Keder Terhadap Harta Benda

Sangat memalukan bahwa manusia selama 14 abad lebih disindir oleh Allah “merasa puas dengan kehidupan dunia, serta merasa tenteram dengan kehidupan itu[1] (Yunus: 7), tidak merasa tersentuh perasaannya dan tidak merasa terpukul akal pikirannya. Era peradaban yang berlangsung sekarang ini justru merupakan puncak maniak dari materialisme yang disebut terang-terangan oleh Allah itu.

Semua kumpulan ummat manusia di Negara manapun tidak ada yang absen berlaku bebal dan dungu terhadap sindiran Allah. Bahkan mereka bangga dan sangat merasa benar dengan ideologi pembangunan dan “agama” kemajuannya, yang semua makhluk langit menertawakannya. Bahkan Iblis dan Setan merasa sangat geli melihat manusia, sementara masyarakat Jin merasa sangat iba.

Mereka hanya tahu yang dhohir dari kehidupan dunia, dan tentang kehidupan akherat mereka sangat lalai[2] (Ar-Rum: 7). Selama komunitas Patangpuluhan mengenal Mbah Sot, wajah beliau adalah wajah iba di dalam dirinya, tetapi yang dipancarkan oleh cahaya wajahnya adalah upaya untuk menggembirakan siapa saja. Mungkin justru karena rasa iba yang memberat di dalam batinnya kepada teman-temannya dan kepada kebanyakan manusia.

Tahu yang “dhohir”. Yang kasat mata.
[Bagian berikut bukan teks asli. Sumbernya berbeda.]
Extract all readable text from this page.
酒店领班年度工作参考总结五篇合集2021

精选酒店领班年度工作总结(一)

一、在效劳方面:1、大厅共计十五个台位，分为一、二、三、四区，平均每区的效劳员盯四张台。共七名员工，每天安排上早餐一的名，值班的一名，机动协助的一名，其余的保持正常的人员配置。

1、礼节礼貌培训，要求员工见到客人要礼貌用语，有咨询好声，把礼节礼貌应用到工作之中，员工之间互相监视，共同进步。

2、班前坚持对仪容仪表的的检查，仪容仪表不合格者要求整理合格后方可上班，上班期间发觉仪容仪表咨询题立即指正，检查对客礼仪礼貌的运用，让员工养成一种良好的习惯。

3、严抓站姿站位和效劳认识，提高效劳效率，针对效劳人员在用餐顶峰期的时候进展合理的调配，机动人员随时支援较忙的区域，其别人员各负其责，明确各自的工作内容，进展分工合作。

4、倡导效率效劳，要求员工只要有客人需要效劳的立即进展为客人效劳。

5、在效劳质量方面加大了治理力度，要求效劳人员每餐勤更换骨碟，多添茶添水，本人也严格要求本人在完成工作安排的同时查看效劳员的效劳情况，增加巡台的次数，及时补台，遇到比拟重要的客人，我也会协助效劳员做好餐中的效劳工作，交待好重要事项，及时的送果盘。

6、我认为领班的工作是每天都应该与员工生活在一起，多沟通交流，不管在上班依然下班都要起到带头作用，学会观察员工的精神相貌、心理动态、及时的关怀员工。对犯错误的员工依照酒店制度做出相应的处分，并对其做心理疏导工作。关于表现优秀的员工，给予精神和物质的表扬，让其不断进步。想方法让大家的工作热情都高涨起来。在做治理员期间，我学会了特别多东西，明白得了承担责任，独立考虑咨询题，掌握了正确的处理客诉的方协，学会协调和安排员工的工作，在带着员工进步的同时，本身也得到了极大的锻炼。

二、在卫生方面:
Orang-orang tua sejak zaman dahulu hidup dengan kesimpulan “Kalau Ilmu Katon itu gampang. Itu cukup dilayani dengan ujung jari dan kedipan mata. Tidak perlu mengerahkan akal dan roso”. Tapi justru itulah yang dibanggakan oleh Peradaban Abad 20-21 ummat manusia di muka bumi. Alangkah sial nasib manusia sekarang ini: bersekolah belasan tahun dengan biaya sangat mahal, hanya untuk keder terhadap harta benda. Hanya untuk kagum kepada teknologi. Hanya untuk minder terhadap kekayaan, merasa sangat ngeri terhadap kemiskinan. Hanya untuk takjub kepada yang sekedar mata telanjang pun bisa melihat dan mengaksesnya. Alangkah remeh manusia.